Breast cancer patients who achieve a pathologic complete response to neoadjuvant therapy have more favorable outcomes than those who do not, according to a meta-analysis of neoadjuvant trials presented at the 2012 San Antonio Breast Cancer Symposium.¹

Patients who achieved a pathologic complete response had a 52% reduction in the probability of an event (P < .001) and a 64% reduction in the probability of death (P < .001), in the meta-analysis of the Collaborative Trials in Neoadjuvant Breast Cancer (CTNeoBC) presented by Patricia Cortazar, MD, Clinical Team Leader for the Breast Oncology Group of the U.S. Food and Drug Administration.

“Pathologic complete response is a proposed surrogate endpoint for predicting long-term clinical benefit on endpoints such as disease-free survival, event-free survival, or overall survival. A meta-analysis has been needed to establish the magnitude of pathologic complete response improvement on a trial level that results in improved disease-free survival,” said Dr. Cortazar.

The meta-analysis included 12 randomized controlled trials of neoadjuvant systemic therapy, including ECTO, EORTC 10994/BIG 1-00, GeparDuo, GeparQuattro, GeparTrio, GeparTrio-Pilot, NOAH, NSABP B18, NSABP B27, PREPARE, and TECHNO. The total population included 12,993 patients. Trials were included if pathologic complete response was clearly defined, all the necessary data were collected, and data on event-free and overall survival with long-term follow-up were available.

Three definitions of pathologic complete response, and the percentage of patients achieving them, were as follows:

• ypT0, ypN0: Absence of invasive cancer in the breast and axillary nodes, and absence of ductal carcinoma in situ (DCIS) (13%)
• ypT0/is, ypN0: Absence of invasive cancer in the breast and axillary nodes; DCIS is allowed (18%)
• ypT0/is: Absence of invasive cancer in the breast regardless of nodal involvement; DCIS is allowed (22%) 

The achievement of a pathologic complete response was positively associated with more favorable long-term outcomes, including event-free and overall survival, Dr. Cortazar reported.

“The more favorable outcomes following pathologic complete response occurred regardless of whether DCIS was present or absent,” she said.

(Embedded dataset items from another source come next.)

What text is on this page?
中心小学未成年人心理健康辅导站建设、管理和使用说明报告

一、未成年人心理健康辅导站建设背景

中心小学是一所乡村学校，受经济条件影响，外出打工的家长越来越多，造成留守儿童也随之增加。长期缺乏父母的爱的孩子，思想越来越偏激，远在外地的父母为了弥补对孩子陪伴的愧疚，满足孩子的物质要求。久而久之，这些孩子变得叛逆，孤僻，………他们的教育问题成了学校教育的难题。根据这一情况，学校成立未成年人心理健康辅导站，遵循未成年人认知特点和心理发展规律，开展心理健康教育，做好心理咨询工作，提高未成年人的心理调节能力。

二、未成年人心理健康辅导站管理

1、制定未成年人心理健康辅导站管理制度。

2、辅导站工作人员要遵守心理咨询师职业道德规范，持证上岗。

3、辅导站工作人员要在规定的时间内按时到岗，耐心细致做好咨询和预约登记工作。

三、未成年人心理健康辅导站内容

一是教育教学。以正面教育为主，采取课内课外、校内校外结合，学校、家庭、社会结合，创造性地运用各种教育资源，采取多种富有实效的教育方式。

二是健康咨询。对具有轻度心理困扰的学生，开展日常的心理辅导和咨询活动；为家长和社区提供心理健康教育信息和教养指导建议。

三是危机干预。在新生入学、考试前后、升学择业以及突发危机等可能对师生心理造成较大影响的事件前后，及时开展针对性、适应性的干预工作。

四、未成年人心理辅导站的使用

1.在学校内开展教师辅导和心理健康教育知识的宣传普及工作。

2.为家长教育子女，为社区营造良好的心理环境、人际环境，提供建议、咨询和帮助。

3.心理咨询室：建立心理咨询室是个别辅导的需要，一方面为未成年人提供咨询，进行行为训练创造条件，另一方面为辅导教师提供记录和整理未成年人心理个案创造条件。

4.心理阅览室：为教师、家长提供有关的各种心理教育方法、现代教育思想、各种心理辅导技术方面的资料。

Eradication of tumor from both the breast and the lymph nodes was better associated with improved event-free and overall survival than eradication from the breast alone. For consistency, a standard pathologic complete response definition should be used in future trials, preferably ypT0ypN0 or ypT0/isypN0, she suggested.

Results by Breast Subtype

The achievement of pathologic complete response was highly variable by tumor subtype, with aggressive tumor subtypes more highly associated with event-free survival than smaller, less aggressive tumors. Pathologic complete responses were uncommon in patients with low-grade hormone receptor–positive tumors (7%) and more common among tumors that were high-grade hormone receptor–positive (16%), triple-negative (34%), hormone receptor–positive/HER2-positive (30%), and hormone receptor–negative/HER2-positive (50%).

The hazard ratios (HR) for event-free survival by subtypes, when pathologic complete response was achieved, were as following:

• Hormone receptor–positive patients: HR = 0.49 (P < .001)
• Hormone receptor–positive grade 3 patients: HR = 0.27 (P < .001)
• Hormone receptor–positive grade 1/2: HR = 0.63 (P = .07)
• HER2-positive patients: HR = 0.39 (P < .001)
• HER2-positive/hormone receptor–positive patients: HR = 0.58 (P = .001)
• HER2-positive/hormone receptor–negative: HR = 0.25 (P < .001)
• Triple-negative: HR = 0.24 (P < .001)

Among HER2-positive patients, the association between pathologic complete response and risk reduction was enhanced with trastuzumab (Herceptin) treatment. In HER2-positive/hormone receptor–negative patients, hazard ratios associated with pathologic complete response were 0.35 (P < .001) without trastuzumab and 0.15 (P < .001) with trastuzumab treatment.

The magnitude of pathologic complete response improvement that predicts long-term clinical benefit could not be established, possibly due to low pathologic complete response rates, heterogeneous populations, and lack of targeted therapies in most trials, Dr. Cortazar said. ■

Disclosure: Dr. Cortazar reported no potential conflicts of interest.

Reference

1. Cortazar P, Zhang L, Untch M, et al: Meta-analysis results from the Collaborative Trials in Neoadjuvant Breast Cancer. 2012 San Antonio Breast Cancer Symposium. Abstract S1-11. Presented December 5, 2012.